Diharapkan orang tua dan guru-guru pendidikan
anak usia dini dapat memahami perkembangan sosial dan emosi anak sesuai dengan
kebutuhan peserta didik.
2.
Diperlukan antusiasme orang tua dan guru
dalam menangani sikap individu tentang perubahan dan perkembangan sosial dan
emosi anak.
3.
Perkembangan
sosial dan emosional merupakan faktor yang sangat penting dan perlu
diperhatikan. Selama ini masih banyak orang tua yang mengesampingkan
perkembangan emosi anak usia dini, yang tanpa disadari ketika hambatan
perkembangan emosi terhambat maka perkembangan sosial dapat berpengaruh.
DAFTAR
PUSTAKA
Blog.elearning.unesa.ac.id/pdf-archive/jurnal-perkembangan-anak-usia-dini.pdf.
Diakses
pada tanggal 2 Februari 2014.
Bloom.
(1974). Hakikat Pembelajaran: -
Goleman, D.
(1995). Emotional Intellegence. Jakarta: Gramedia.
Hildayani,
Rini. (2011). Psikologi Perkembangan Anak.
Jakarta: Universitas Terbuka.
Hildayani,
Rini. (2013). Penanganan Anak Bekelainan
(Anak Dengan Kebutuhan Khusus), Jakarta: Universitas Terbuka.
Hurlock,
Elizabeth B.(2001). Perkembangan Anak
Jilid 1. Jakarta: Erlangga.
Hurlock, E.B. (1978). Chiled Development. 6th Ed.
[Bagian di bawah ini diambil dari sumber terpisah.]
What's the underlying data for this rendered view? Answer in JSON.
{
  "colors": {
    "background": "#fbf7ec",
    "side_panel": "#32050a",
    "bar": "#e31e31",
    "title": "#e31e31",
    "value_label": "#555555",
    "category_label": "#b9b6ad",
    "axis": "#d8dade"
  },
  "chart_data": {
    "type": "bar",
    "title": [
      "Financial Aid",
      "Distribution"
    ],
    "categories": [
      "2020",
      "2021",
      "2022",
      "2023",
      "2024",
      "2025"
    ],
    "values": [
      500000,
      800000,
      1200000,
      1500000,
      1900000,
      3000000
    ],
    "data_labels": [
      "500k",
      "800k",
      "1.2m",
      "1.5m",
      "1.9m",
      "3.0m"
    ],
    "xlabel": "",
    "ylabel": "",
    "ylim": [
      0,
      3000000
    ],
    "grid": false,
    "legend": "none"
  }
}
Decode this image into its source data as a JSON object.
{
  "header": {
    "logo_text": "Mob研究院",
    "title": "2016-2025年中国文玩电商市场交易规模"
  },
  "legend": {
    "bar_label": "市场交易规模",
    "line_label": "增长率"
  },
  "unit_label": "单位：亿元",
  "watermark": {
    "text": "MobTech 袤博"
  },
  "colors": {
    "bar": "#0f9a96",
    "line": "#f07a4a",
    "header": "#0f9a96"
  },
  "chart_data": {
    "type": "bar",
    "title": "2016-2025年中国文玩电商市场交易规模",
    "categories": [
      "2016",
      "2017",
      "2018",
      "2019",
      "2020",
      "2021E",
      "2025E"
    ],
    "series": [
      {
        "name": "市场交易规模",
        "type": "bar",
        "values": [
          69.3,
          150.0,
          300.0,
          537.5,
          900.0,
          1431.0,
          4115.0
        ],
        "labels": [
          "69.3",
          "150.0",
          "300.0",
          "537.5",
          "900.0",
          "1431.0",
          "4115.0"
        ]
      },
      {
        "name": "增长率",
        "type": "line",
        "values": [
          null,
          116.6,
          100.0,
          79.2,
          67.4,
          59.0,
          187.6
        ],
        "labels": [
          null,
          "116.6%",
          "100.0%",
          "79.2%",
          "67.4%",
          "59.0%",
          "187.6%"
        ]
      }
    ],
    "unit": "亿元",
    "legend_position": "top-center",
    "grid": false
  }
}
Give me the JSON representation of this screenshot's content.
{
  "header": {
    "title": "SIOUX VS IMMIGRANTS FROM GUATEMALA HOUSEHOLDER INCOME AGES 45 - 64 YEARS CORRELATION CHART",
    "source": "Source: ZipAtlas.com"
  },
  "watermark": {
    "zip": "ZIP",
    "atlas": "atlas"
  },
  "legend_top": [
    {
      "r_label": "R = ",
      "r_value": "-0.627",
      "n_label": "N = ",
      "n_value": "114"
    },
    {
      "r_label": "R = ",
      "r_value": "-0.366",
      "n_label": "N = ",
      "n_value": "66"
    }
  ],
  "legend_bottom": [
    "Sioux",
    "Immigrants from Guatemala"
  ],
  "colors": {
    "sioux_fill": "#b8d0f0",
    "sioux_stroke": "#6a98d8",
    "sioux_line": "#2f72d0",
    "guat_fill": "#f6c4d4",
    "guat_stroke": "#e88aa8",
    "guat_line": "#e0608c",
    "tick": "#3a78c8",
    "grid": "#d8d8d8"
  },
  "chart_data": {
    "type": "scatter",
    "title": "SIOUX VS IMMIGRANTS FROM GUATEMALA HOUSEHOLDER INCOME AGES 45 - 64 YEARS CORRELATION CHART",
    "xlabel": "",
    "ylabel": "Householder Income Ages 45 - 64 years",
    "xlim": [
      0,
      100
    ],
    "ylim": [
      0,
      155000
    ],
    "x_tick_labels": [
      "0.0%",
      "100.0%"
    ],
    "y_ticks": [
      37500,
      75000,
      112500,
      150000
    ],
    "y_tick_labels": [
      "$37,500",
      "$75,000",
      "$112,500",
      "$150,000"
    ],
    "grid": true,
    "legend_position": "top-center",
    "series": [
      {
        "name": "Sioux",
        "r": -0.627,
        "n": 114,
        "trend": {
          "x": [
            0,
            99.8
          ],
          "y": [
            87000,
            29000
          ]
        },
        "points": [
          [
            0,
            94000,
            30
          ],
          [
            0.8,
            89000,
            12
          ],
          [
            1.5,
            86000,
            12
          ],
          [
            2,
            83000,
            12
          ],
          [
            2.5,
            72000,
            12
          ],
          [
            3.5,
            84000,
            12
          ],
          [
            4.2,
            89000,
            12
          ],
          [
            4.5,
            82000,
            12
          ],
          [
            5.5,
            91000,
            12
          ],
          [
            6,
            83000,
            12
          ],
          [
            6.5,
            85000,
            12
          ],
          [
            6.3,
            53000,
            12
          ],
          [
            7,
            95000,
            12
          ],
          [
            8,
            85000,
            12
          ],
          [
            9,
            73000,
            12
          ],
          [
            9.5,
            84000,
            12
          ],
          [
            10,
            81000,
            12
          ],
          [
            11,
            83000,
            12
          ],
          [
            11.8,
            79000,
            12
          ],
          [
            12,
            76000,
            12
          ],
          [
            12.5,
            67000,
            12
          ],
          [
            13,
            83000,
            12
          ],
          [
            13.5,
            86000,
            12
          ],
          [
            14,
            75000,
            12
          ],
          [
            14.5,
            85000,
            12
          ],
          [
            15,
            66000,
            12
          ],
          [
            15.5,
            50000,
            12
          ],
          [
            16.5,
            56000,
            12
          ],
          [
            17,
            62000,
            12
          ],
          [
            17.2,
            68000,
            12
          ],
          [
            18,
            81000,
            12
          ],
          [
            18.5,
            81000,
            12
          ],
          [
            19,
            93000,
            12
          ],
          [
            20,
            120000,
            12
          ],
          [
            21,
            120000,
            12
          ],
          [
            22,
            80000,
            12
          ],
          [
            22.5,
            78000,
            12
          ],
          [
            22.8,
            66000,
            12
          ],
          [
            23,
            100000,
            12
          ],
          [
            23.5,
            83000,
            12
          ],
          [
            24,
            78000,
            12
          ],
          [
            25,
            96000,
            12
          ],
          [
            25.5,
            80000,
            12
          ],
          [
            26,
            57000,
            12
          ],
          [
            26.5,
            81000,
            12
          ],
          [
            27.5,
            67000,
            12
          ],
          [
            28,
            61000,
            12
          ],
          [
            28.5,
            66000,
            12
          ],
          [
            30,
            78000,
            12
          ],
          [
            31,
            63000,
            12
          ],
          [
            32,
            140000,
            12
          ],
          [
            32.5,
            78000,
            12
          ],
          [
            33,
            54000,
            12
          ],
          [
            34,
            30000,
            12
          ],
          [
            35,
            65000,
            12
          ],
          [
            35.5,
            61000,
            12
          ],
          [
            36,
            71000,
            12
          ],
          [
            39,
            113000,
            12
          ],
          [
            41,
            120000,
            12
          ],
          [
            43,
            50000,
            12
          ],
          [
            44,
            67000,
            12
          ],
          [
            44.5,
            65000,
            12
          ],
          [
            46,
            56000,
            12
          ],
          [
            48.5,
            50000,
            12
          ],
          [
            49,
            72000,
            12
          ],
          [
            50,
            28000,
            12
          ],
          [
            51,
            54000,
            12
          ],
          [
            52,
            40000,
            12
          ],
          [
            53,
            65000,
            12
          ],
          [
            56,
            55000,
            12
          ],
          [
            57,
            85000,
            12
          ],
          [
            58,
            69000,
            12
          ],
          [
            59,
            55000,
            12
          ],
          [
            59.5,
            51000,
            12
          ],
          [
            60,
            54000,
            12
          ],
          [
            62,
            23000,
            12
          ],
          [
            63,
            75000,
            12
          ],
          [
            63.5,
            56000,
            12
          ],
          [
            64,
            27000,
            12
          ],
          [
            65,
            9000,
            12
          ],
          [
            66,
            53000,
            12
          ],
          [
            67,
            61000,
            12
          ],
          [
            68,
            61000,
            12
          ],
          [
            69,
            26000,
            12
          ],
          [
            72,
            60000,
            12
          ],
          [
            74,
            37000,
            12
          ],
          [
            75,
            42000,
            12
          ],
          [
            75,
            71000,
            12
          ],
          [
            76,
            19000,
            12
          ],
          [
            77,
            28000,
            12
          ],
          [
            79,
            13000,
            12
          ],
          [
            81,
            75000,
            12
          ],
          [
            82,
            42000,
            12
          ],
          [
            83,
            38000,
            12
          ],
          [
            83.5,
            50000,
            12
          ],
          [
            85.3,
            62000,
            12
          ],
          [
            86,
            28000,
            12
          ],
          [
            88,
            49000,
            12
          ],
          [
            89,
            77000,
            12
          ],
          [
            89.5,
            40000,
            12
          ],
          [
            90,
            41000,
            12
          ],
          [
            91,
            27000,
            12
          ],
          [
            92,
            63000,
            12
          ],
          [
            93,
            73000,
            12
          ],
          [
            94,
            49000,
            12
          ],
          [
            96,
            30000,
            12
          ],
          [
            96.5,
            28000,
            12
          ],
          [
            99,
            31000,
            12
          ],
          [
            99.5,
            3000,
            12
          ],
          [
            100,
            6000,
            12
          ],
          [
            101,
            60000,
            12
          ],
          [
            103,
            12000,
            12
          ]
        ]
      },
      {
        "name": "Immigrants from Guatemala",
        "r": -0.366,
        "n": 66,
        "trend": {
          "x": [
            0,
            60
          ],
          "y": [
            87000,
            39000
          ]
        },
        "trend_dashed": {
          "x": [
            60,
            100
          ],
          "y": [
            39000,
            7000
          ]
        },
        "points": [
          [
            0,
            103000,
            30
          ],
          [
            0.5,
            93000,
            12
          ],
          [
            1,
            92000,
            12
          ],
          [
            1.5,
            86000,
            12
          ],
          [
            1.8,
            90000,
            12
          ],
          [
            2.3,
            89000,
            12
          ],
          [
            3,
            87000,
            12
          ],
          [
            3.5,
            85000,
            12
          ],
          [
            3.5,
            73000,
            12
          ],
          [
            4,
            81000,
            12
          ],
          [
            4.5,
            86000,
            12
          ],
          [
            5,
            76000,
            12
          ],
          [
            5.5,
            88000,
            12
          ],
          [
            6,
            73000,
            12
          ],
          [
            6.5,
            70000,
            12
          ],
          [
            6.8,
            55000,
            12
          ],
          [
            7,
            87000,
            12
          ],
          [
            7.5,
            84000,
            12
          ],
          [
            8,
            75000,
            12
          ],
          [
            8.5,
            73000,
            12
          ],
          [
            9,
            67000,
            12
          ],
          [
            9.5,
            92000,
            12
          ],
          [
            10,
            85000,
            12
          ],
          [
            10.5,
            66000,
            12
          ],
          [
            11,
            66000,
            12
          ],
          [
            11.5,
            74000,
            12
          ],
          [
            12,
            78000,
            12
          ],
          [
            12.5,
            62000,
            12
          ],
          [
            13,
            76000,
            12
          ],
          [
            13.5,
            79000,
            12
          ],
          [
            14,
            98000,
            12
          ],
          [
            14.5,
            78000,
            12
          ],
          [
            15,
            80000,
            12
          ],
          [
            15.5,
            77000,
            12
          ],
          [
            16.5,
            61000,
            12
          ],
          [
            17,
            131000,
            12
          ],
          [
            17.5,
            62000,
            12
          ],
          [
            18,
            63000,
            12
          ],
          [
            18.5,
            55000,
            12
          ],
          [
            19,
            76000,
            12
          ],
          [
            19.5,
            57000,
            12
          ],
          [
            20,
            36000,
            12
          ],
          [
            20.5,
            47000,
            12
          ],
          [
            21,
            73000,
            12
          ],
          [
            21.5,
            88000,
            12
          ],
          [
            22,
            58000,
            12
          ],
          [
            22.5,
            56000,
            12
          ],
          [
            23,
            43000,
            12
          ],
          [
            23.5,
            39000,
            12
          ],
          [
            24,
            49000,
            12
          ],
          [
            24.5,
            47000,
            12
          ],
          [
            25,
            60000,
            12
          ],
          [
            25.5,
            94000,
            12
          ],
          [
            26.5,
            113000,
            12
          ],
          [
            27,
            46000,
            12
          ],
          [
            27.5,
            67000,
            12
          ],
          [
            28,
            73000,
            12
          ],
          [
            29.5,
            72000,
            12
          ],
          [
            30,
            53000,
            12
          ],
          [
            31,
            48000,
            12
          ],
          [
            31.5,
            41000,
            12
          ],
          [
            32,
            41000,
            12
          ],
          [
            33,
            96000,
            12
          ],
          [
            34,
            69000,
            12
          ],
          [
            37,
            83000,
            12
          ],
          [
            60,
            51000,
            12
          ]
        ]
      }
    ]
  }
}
Tokyo: Mc. Graw Hill. Inc., International Studend Ed.
Http://Dadanggani.Blogspot.Com/2012/03/Perkembangan-Sosial-Anak-Usia-Dini.Html. Diakses pada tanggal 3 Februari 2014.
Muhibin, S.
(1999). Psikologi Belajar. Ciputat:
Logos.
Syamsuddin, A. (1990). Psikologi Pendidikan (Edisi
Revisi). Bandung: Remaja Rosyada Karya.